What recommendations can you give to foreign chefs who, like you, would like to venture to Japan to work?

My recommendations for other that would like to work in Japan, will be what I have been taught.
Speak english really helps even if many japanese have the same level than French people, but it isn’t really a compliment. Haha
Then a foreigner chef need to work much harder to prove why he can do the job while it could be a Japanese chef instead. So he need to have very good skills and be confident in himself.

At last but most important, like everywhere, he need to really care about his team, take the time to understand a new culture, to don’t rush things, and forget about European management, Japan is totally different.
Once you overcome the challenges that you have faced, you became familiar with the culture and you get accepted by your team, then it become really enjoyable.

Japan is a really beautiful country full of history, I really love being here and I hope I will enjoy many more years here?


What is the best and worst aspects of working as a professional chef?
How does the job change people?

Well the best aspect is that more than 11 years after I start working, I feel that I live from my passion. But sometime I wish I have a bit more time for myself as since many years I am working 14-15h a day, which is still not so crazy compare to many chefs but so incomprehensible for most of people not in food industry.

When I hear about what other’s people eat or just their knowledge about food, I am really of being in food industry, because I care a lot about what I eat, ingredients used…
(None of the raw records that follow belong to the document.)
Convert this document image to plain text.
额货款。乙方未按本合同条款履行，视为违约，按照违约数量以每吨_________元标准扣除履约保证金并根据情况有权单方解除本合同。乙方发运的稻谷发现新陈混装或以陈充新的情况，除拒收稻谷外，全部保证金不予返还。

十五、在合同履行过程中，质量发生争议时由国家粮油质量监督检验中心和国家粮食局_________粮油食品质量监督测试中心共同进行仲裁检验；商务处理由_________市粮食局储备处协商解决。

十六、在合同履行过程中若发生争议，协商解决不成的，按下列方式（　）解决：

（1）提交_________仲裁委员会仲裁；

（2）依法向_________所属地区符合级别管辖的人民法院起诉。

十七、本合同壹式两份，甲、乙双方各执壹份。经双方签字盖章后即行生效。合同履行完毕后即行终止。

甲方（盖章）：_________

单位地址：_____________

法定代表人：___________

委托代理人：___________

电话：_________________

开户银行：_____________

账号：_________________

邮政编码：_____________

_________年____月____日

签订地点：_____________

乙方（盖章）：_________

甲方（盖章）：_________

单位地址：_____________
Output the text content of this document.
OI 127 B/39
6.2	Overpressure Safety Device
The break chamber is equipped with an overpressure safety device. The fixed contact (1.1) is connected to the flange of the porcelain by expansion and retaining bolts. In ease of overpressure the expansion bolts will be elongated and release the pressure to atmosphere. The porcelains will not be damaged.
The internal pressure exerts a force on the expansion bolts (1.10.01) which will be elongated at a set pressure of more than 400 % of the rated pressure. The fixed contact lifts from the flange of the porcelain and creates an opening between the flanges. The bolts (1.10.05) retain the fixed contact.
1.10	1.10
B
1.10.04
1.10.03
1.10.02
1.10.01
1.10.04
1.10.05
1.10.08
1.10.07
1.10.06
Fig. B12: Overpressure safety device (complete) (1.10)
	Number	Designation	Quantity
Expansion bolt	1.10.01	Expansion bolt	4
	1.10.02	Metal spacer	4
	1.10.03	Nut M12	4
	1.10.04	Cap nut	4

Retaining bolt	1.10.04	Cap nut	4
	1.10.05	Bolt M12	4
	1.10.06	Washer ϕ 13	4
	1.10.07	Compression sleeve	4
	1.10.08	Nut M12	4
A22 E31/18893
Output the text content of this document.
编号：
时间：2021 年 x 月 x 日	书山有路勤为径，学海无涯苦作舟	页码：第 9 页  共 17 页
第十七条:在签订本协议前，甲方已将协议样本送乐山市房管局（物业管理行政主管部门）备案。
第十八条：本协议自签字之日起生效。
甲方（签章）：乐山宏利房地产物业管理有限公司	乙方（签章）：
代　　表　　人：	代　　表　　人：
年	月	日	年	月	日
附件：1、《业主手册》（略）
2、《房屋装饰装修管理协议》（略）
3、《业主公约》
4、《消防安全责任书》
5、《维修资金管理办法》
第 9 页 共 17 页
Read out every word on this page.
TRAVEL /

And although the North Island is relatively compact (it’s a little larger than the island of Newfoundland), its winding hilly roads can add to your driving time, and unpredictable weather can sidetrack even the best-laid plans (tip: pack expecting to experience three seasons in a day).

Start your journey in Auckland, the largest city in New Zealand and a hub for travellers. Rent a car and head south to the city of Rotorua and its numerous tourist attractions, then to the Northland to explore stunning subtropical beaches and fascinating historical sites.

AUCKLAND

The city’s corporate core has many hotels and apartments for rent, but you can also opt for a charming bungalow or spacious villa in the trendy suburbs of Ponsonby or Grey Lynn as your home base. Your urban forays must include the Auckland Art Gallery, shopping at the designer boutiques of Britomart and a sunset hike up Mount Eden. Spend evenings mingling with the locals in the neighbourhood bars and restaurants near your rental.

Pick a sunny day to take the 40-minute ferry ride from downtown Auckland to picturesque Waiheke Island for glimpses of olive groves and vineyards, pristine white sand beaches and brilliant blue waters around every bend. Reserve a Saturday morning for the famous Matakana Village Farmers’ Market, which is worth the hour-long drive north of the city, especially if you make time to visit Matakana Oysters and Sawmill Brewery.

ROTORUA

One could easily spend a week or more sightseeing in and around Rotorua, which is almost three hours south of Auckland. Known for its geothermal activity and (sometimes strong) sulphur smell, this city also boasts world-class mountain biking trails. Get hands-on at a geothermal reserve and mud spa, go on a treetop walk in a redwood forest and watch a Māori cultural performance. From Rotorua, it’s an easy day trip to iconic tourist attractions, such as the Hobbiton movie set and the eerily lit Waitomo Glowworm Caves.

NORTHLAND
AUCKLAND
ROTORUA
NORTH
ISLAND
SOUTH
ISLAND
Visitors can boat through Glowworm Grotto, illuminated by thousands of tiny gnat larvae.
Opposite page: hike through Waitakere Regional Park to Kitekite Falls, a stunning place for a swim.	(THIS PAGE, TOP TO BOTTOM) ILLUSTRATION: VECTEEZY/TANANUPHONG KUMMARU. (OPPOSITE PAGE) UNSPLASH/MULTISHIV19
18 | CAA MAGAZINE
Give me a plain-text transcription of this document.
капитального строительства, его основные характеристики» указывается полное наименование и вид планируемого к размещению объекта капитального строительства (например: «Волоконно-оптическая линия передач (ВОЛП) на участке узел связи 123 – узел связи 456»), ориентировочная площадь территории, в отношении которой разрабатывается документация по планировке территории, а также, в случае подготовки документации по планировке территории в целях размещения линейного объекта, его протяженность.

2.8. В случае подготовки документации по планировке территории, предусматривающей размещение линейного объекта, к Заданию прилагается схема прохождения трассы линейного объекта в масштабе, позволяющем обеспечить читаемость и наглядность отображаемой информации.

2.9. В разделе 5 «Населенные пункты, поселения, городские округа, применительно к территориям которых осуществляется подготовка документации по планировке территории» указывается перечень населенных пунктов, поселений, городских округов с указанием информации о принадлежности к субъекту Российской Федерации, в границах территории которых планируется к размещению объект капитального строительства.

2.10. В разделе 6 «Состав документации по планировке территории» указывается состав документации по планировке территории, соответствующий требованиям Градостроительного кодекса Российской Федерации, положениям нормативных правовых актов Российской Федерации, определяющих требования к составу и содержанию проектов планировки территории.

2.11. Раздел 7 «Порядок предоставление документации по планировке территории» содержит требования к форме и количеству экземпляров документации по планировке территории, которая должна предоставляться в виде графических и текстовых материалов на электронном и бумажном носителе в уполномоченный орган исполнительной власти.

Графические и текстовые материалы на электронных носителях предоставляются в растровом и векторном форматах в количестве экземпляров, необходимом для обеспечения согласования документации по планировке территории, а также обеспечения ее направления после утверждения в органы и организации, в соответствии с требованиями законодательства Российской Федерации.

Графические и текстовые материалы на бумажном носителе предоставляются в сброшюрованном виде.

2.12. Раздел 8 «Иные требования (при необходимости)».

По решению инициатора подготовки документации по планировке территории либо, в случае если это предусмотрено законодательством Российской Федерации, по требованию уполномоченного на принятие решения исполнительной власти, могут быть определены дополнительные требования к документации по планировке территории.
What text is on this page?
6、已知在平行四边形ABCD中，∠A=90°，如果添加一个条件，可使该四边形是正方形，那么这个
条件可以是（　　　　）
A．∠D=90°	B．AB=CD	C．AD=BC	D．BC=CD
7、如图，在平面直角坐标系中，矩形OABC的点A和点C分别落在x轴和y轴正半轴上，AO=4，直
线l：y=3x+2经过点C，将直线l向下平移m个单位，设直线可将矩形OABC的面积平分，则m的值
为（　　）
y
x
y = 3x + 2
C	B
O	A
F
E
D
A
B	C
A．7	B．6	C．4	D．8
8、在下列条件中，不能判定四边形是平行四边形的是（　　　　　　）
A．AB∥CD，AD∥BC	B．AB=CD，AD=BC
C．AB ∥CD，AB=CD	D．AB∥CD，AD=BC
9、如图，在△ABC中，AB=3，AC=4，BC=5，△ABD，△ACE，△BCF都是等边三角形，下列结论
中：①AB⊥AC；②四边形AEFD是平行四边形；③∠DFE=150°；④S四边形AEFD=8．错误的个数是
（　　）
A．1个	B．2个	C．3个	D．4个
Also I am very proud of being a pastry chef, because we always have to take fast decision, sometime under pressure, also be responsible of people, be creative and all of that is reflected in my life, I know what I want, if a problem occur I will take a quick decision to solve it. All of that because of my Job.

If you were to write a cookbook, what would it be about?

If I really knew and had a clear idea about what book I would like to do I would work very hard to get it done. But so far I don’t really know yet what I really would like to publish…
If one day I made it to do a book, I believe it would be about my way of approaching dessert, interwinding design, nature, quality of ingredients, responsible cooking, natural…


What are the most misunderstood aspects about the job of a chef?

Teachers and professionals keep repeating to us at the beginning that this job is really hard, many will stop and only a few will really succeed. But they also teach us that work’s pay off. When you want something just work hard for it.
To me about most misunderstood aspects that chef’s job takes is people dream to become chefs or pastry chefs after watching “Top Chef” or whatsoever other TV shows. And they think chef is an easy job.. well it isn’t easy.
And I wouldn’t have studied pastry for 5 years if anyone watching a TV program can do my job so easily.
So, chef is a very busy job with long working days.


What is your view on fusion cuisine?

I really like the idea, and it is actually what I am doing most of the time. Creating new dessert using Japanese ingredients combined with European ingredients assembled with French techniques.


Which easy recipes could you outline for us (ingredients, preparation) that represent your work that you think we should try?
Please check out my Instagram page to see a video about this surprising rainbow chocolate.

It’s a new chocolate bonbon using a new chocolate technique.
It’s 100% natural, no food color added to it. And I used our special Conrad blended tea but any tasty tea would be good. It’s slightly salty and crunchy to have a well balance between different taste and textures.


With space it would be more clear I believe betweeen 1, 2 and 3.


220g Almond and hazelnut praline
23g Tea leaves blended into powder


15g Cocoa butter Mycryo
32g Beurre noisette
50g Alunga milk chocolate 41%
25g Ocoa dark chocolate 70%


50g Feuillantine (blended)
0,5g Salt (fleur de sel)

Mix 1 together. Melt and mix all 2 together. Mix together 1 and 2, then add 3.
Keep in the warmer overnight (1 day) to infuse the tea in the fat of the recipe.
Temper like chocolate to reach 25/26°c and then pipe it.